I also went back to work a week after Scarlett died...I got a job working lunches M-F at our new Logan's Roadhouse as a server just to have something to do and to help my husband save up money to hire a lawyer to modify his custody agreement and child support now that his son is living with us.
I've taken on assistant teaching with the 2nd grade choir on Wednesday nights, and on Sunday evenings before church, my husband and I are taking a 2 hour biblically-based financial class.
My only living child, (thank you JESUS for him!), expressed interest in football now that his older step-brother is here (the step-brother plays 9th grade football) so his father and I enrolled him in PeeWee football and tonight was his first practice.
God has kept me VERY busy....all of this stuff has all taken place within the past 3 weeks...my life became very, very full all of a sudden.
What a blessing, no?

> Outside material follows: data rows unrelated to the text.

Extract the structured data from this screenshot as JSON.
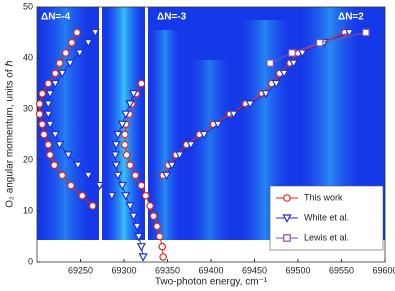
{
  "chart_data": {
    "type": "scatter-line",
    "xlabel": "Two-photon energy, cm⁻¹",
    "ylabel": "O₂ angular momentum, units of ℏ",
    "annotations": [
      "ΔN=-4",
      "ΔN=-3",
      "ΔN=2"
    ],
    "xlim": [
      69200,
      69600
    ],
    "ylim": [
      0,
      50
    ],
    "xticks": [
      69250,
      69300,
      69350,
      69400,
      69450,
      69500,
      69550,
      69600
    ],
    "yticks": [
      0,
      10,
      20,
      30,
      40,
      50
    ],
    "legend": "lower right",
    "series": [
      {
        "name": "This work",
        "color": "#e8261e",
        "marker": "circle",
        "x": [
          69264,
          69252,
          69239,
          69229,
          69220,
          69215,
          69213,
          69208,
          69206,
          69203,
          69203,
          69206,
          69213,
          69221,
          69226,
          69233,
          69240,
          69246,
          null,
          69345,
          69344,
          69341,
          69338,
          69334,
          69330,
          69325,
          69320,
          69313,
          69307,
          69303,
          69301,
          69301,
          69302,
          69306,
          69309,
          69314,
          69320,
          null,
          69345,
          69351,
          69360,
          69372,
          69387,
          69403,
          69422,
          69440,
          69459,
          69470,
          69479,
          69491,
          69500,
          69525,
          69554
        ],
        "values": [
          11,
          13,
          15,
          17,
          19,
          21,
          23,
          25,
          27,
          29,
          31,
          33,
          35,
          37,
          39,
          41,
          43,
          45,
          null,
          1,
          3,
          5,
          7,
          9,
          11,
          13,
          15,
          17,
          19,
          21,
          23,
          25,
          27,
          29,
          31,
          33,
          35,
          null,
          17,
          19,
          21,
          23,
          25,
          27,
          29,
          31,
          33,
          35,
          37,
          39,
          41,
          43,
          45
        ]
      },
      {
        "name": "White et al.",
        "color": "#1f2fd6",
        "marker": "triangle-down",
        "x": [
          69286,
          69272,
          69259,
          69247,
          69236,
          69226,
          69221,
          69215,
          69213,
          69213,
          69215,
          69221,
          69229,
          69238,
          69249,
          69259,
          69267,
          null,
          69322,
          69320,
          69317,
          69315,
          69311,
          69307,
          69302,
          69298,
          69293,
          69291,
          69290,
          69291,
          69293,
          69298,
          69302,
          69307,
          69311,
          null,
          69349,
          69355,
          69364,
          69377,
          69392,
          69408,
          69426,
          69445,
          69463,
          69475,
          69484,
          69495,
          69505,
          69530,
          69559
        ],
        "values": [
          13,
          15,
          17,
          19,
          21,
          23,
          25,
          27,
          29,
          31,
          33,
          35,
          37,
          39,
          41,
          43,
          45,
          null,
          1,
          3,
          5,
          7,
          9,
          11,
          13,
          15,
          17,
          19,
          21,
          23,
          25,
          27,
          29,
          31,
          33,
          null,
          17,
          19,
          21,
          23,
          25,
          27,
          29,
          31,
          33,
          35,
          37,
          39,
          41,
          43,
          45
        ]
      },
      {
        "name": "Lewis et al.",
        "color": "#8a4fb0",
        "marker": "square",
        "x": [
          69468,
          69493,
          69525,
          69578
        ],
        "values": [
          39,
          41,
          43,
          45
        ]
      }
    ]
  }
}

I thought my life would be totally empty without Scarlett or any other babies of my own, but God went into overdrive to fill my life with people who need me and things to keep me busy and productive.
Don't get me wrong, I cry every single day for my babies and I long with ALL my heart for a baby and I think about adoption a lot now....but I still have a purpose in life and I still have a family and I still have a future.
"For I know the plans I have for you,” declares the LORD, “plans to prosper you and not to harm you, plans to give you hope and a future." Jeremiah 29:11
I have felt God's presence and I see signs constantly and have been for the past three weeks that show that He loves me. Yes, I have my moments, like the night before last when I was crying on my husband's shoulder and said "I think God has forgotten about me!"...but I say that out of sadness and hurt...God has not forgotten me, He just said No.

I am learning to accept 'No' for an answer, and I am learning that just because God says 'No' doesn't mean that he doesn't care or doesn't want me to be happy...it's just not part of his plan right now. I struggle with that, but most of the time I think I am handling it fairly well.

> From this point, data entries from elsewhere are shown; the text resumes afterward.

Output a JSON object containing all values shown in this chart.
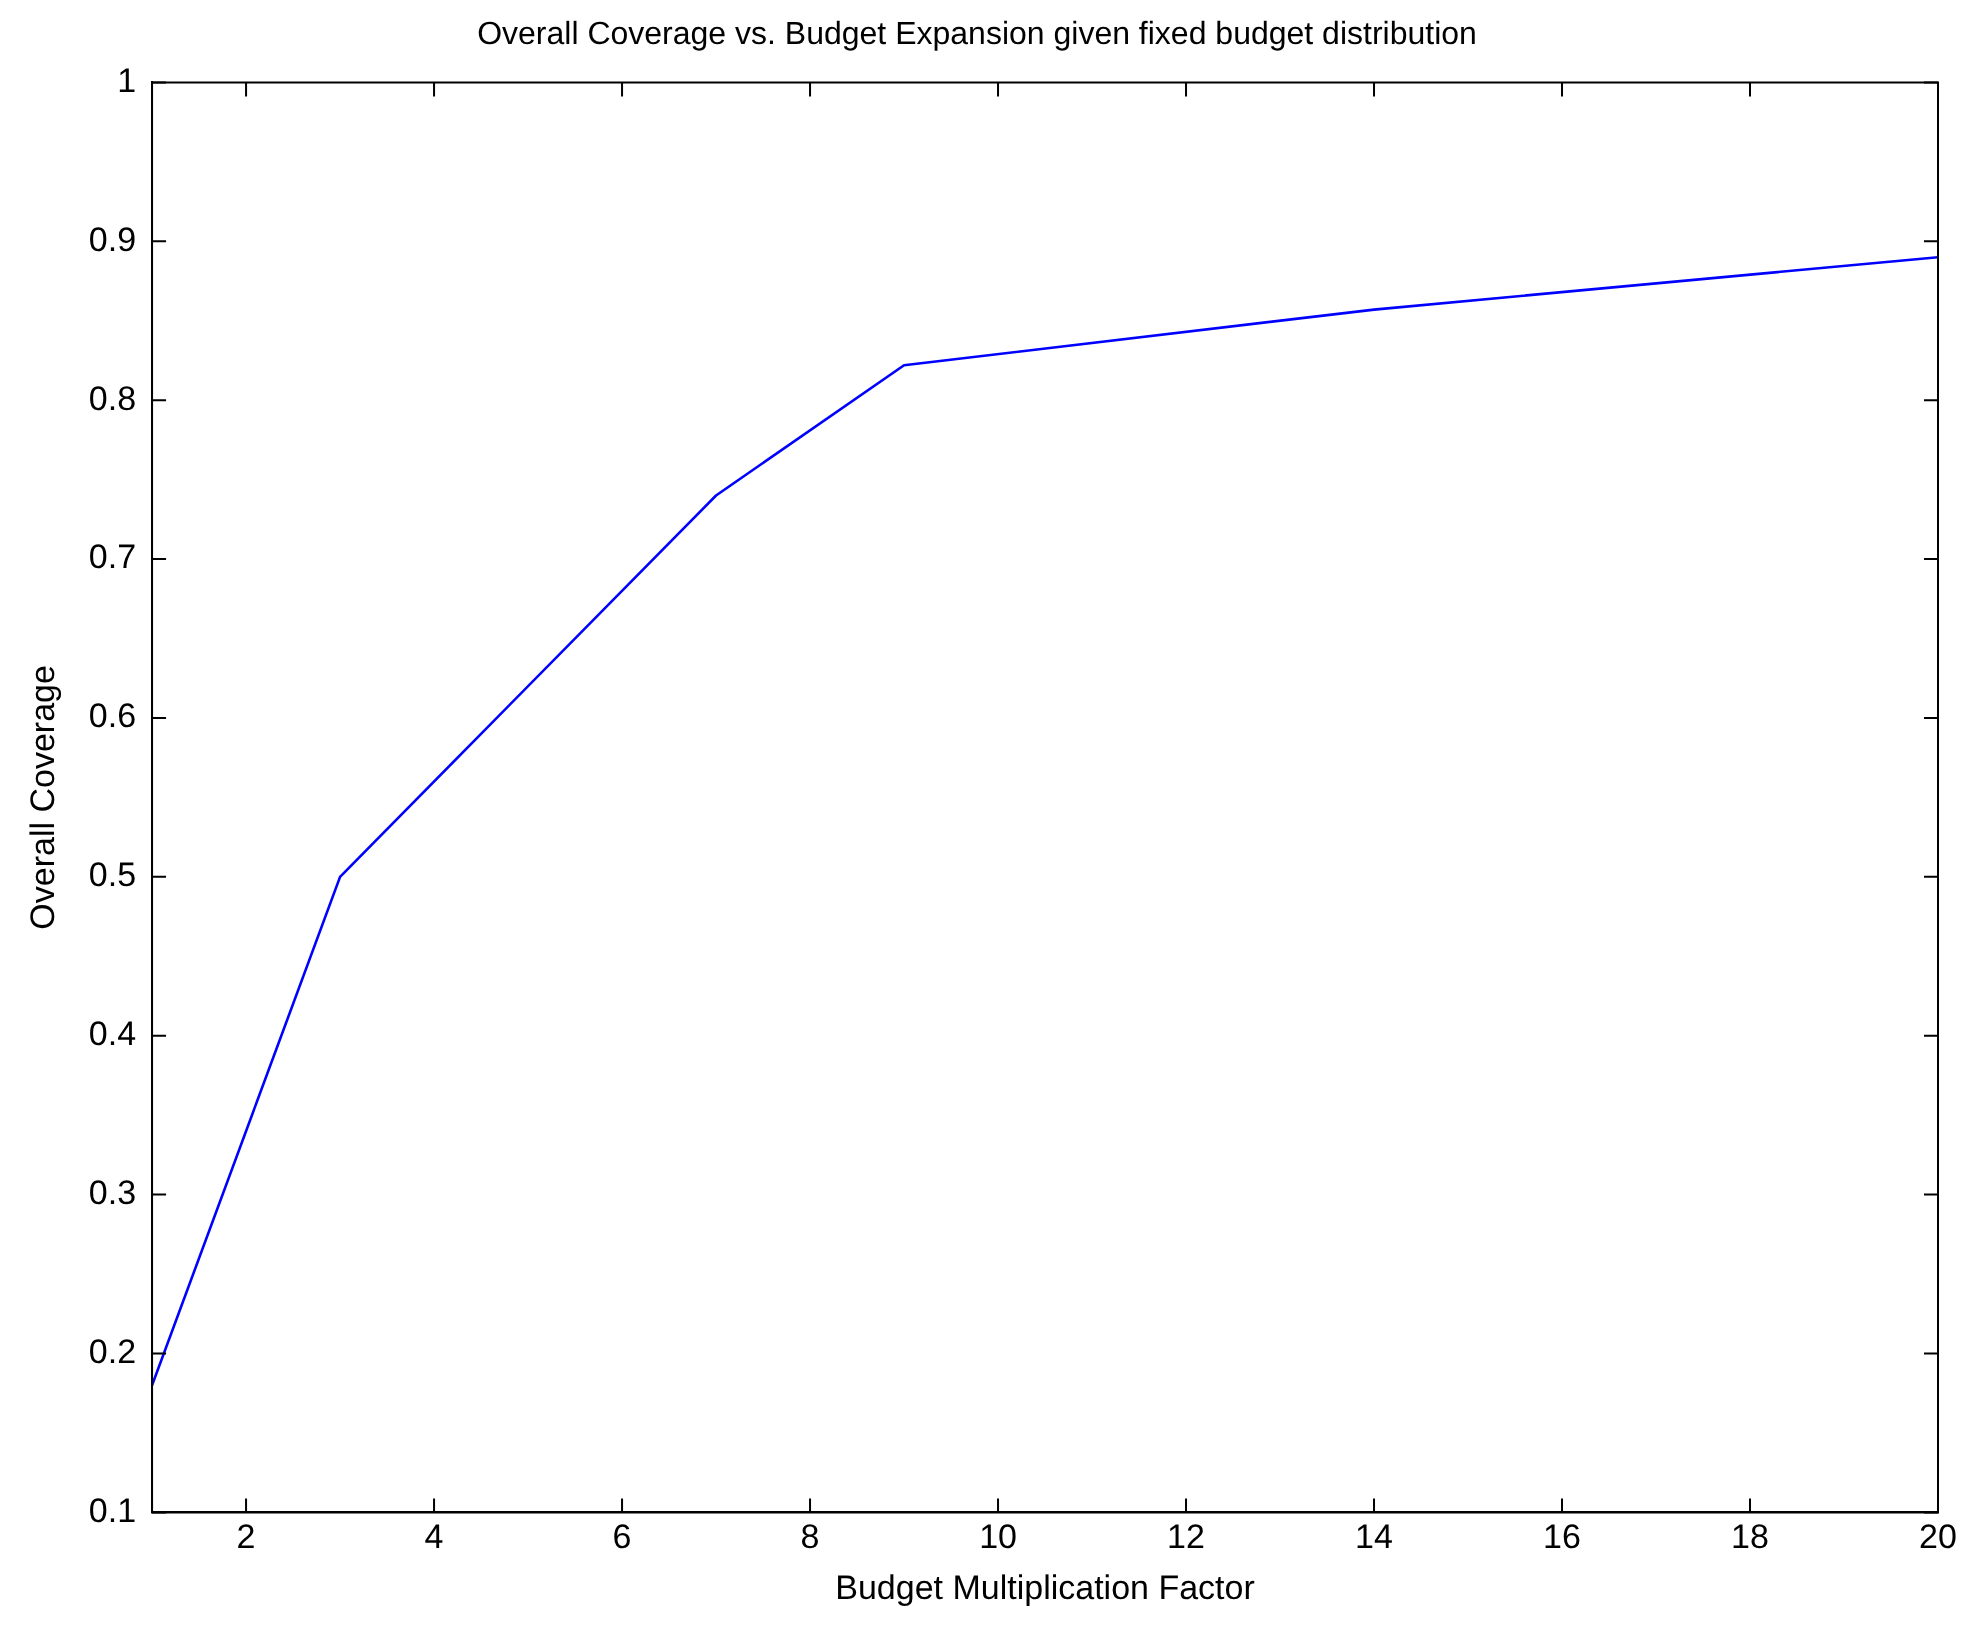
{
  "chart_data": {
    "type": "line",
    "title": "Overall Coverage vs. Budget Expansion given fixed budget distribution",
    "xlabel": "Budget Multiplication Factor",
    "ylabel": "Overall Coverage",
    "x": [
      1,
      3,
      7,
      9,
      14,
      20
    ],
    "series": [
      {
        "color": "#0000ff",
        "values": [
          0.18,
          0.5,
          0.74,
          0.822,
          0.857,
          0.89
        ]
      }
    ],
    "xlim": [
      1,
      20
    ],
    "xticks": [
      2,
      4,
      6,
      8,
      10,
      12,
      14,
      16,
      18,
      20
    ],
    "ylim": [
      0.1,
      1
    ],
    "yticks": [
      0.1,
      0.2,
      0.3,
      0.4,
      0.5,
      0.6,
      0.7,
      0.8,
      0.9,
      1
    ],
    "grid": false,
    "legend": false,
    "marker": "none",
    "line_style": "solid"
  }
}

I miss my babies, SO much, and I cry everyday, but I am not without love, direction, purpose, happiness, or a future...I'm just a sad, sad momma who is trying to balance grief and gratitude.

Thank you for thinking of me, praying for me, and worrying about me.

Love you, ladies. Many hugs!!!!

Love,

Katie

Monday, September 5, 2011

Friday, September 2, 2011

Nothing To Report...

I'm about to get ready for work. Yesterday was much better, and after talking to someone at church about my "discontent" regarding my employment situation, I realized I need to focus on the goal and remember that this is temporary, and sometimes you just have to suck up the reality of the situation and do what you need to do in order to accomplish something.
Tonight Rusty and I will clean out the storage shed and Saturday we will carry everything over to a mini-storage unit in town and have a "yard sale." I am carrying Becca's bassinet with me to work as someone answered an ad online and is going to purchase it for $20.
Twenty bucks...by the end of the weekend, all my baby stuff will be gone, including the rocking chair that I've clung to for the past 3 years in the hopes of having a baby to hold and soothe in it. We don't always get what we hope for, do we?
I've got a gig tomorrow night and whatever I make there will go towards our goal as well.
I wonder if someday Rusty's kids and my son will ever know or be grateful for all the sacrifices we have made for them?

I hope we accomplish this particular financial goal very soon, because after that I can go to substitute teaching and spending more time at home and going to our kids football games and stuff.